What else? I rarely go a day without technically working, but for the most part I'm coasting along deciding where to focus a plurality of my available energy. My mom is hoping to make it to Colorado this fall (she was scheduled to arrive in April ). I'm not going to Europe this year, but I did make it to Wyoming recently. I spent a few days up there with a friend who's an environmental scientist with an energy company installing a gigantic wind-turbine farm up there, and I got some nice pictures out of it. It's clear why no one wants to live in the parts if Wyoming I explored -- a breathtaking environment doesn't compensate for an unbelievable amount of wind. But I got to do some real four-wheeling in an F-250 (a change from my everyday douche-wagon) and Rosie was allowed to come to help count prairie-dog holes, and it was actually a blast.
My everyday interactions with randos have become more quietly fraught despite my own rosy disposition, because like everyone else, I'm tired of people not interpreting suddenly imposed rules and norms precisely the way I do. A certain low but non-negligible fraction of people, most of them well past their nominal expiration dates as biological entities, are convinced that they can be corona-fied by a jogger from 50' away no matter which way the jogger's face-pores are turned, as if heads can disperse viruses in an expanding sphere, like omnidirectional radio-wave beacons. Between the heat -- and even 75 is warm for a dog with a dark coat -- and the crowds on the paths near me, I've started doing my substantial run of the day at about 8:30 or 9:00. I don't think I've missed a day this year, though I'm not sure; I know I run every day that it's possible because it improves my life, and I'm pretty sure it's been possible for the past 200-plus days. I haven't run for even an hour at a time since Christ was in diapers, though, and frankly am having a hard time wondering why anyone would.
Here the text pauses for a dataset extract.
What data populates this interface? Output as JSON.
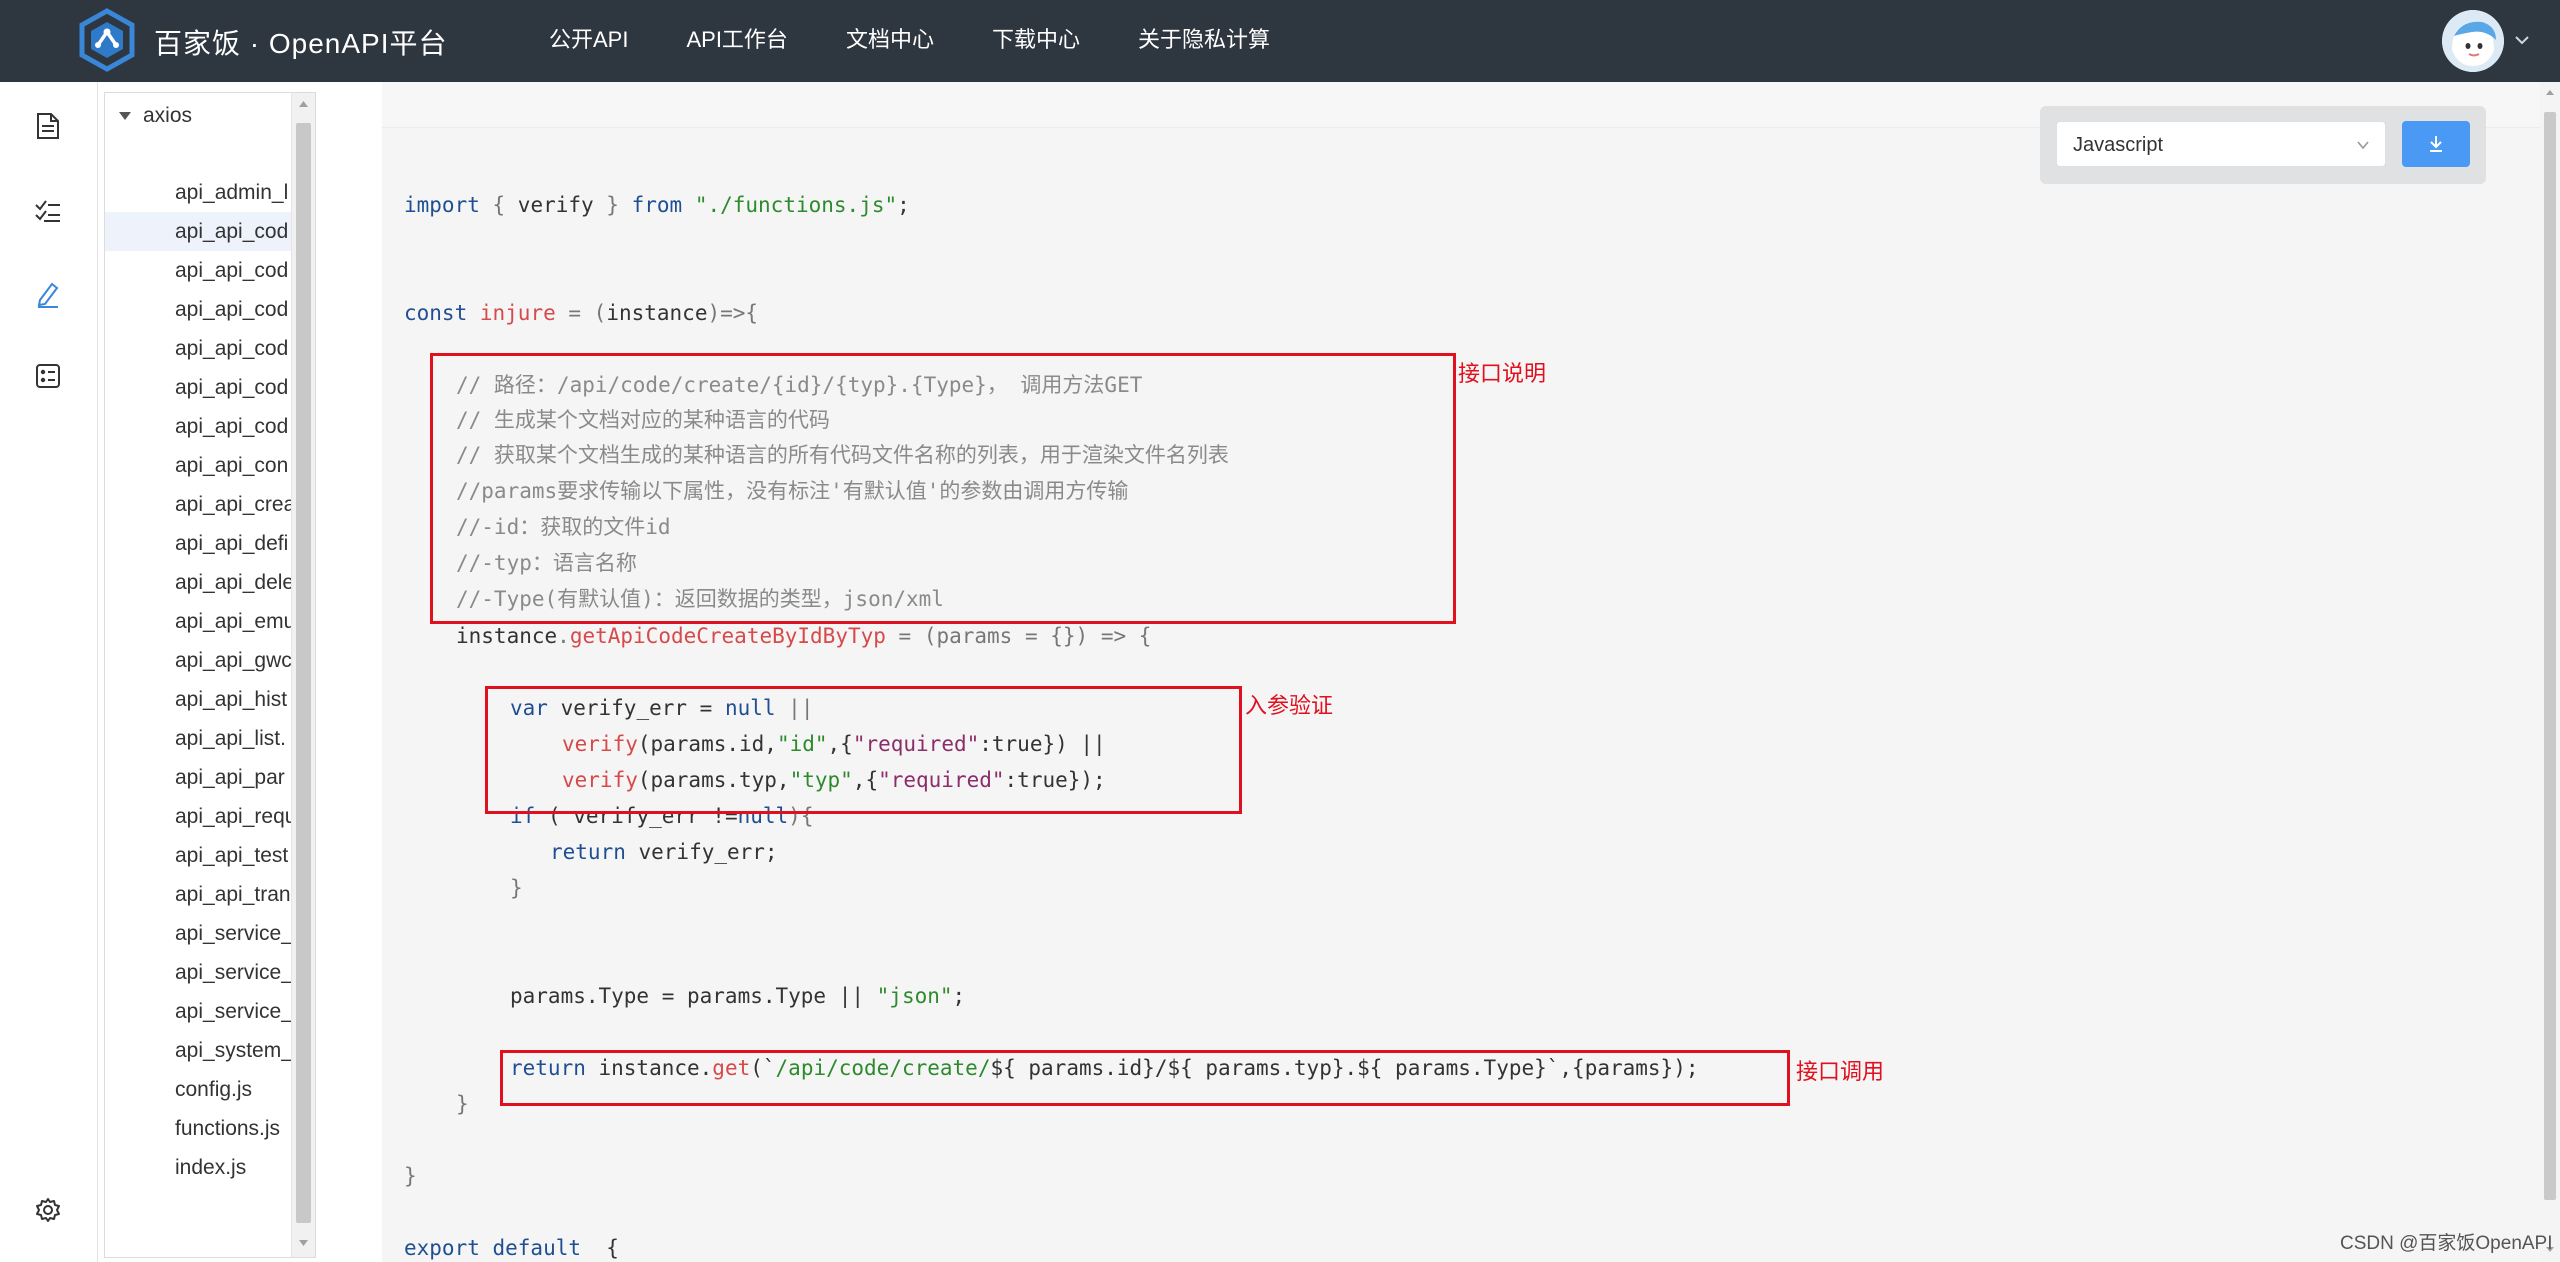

Since March, I've become a part of two joint writing projects that may go nowhere but give me something to do and give me a sense of goal-orientation, which I seem to require despite having no identifiable long-term goals and understanding that there is nothing wrong with this.
You can see from these end-notes that nothing in my life, including my inner monologues, is interesting enough to justify writing about. I'm not even moved to describe my nonexistent sex crimes and acts of vandalism in the park up the street anymore, especially now that people are actually doing that stuff and I might wind up accidentally confessing to a genuine crime. Part of this shift is the result of discussing emotionally resonant issues, good and bad, with my friends more often than I did pre-covid, and by "discussing" I mean forming and expelling words using my face, not my fingers. This leaves even less reason than usual to involve any of you feckless fart-sniffers in my psychodramas. But if you must, imagine a middle-aged jogger with a cute dog whose lifestyle resembles that of a widower on Ritalin, and who sees more or less the same scenery every mostly sunny day. You probably knew someone like this when you were a teenager and wondered why he still bothered, aghast at the prospect of becoming one of those shambling, knock-kneed goofballs yourself in a few decades. It's actually more fun that he lets on.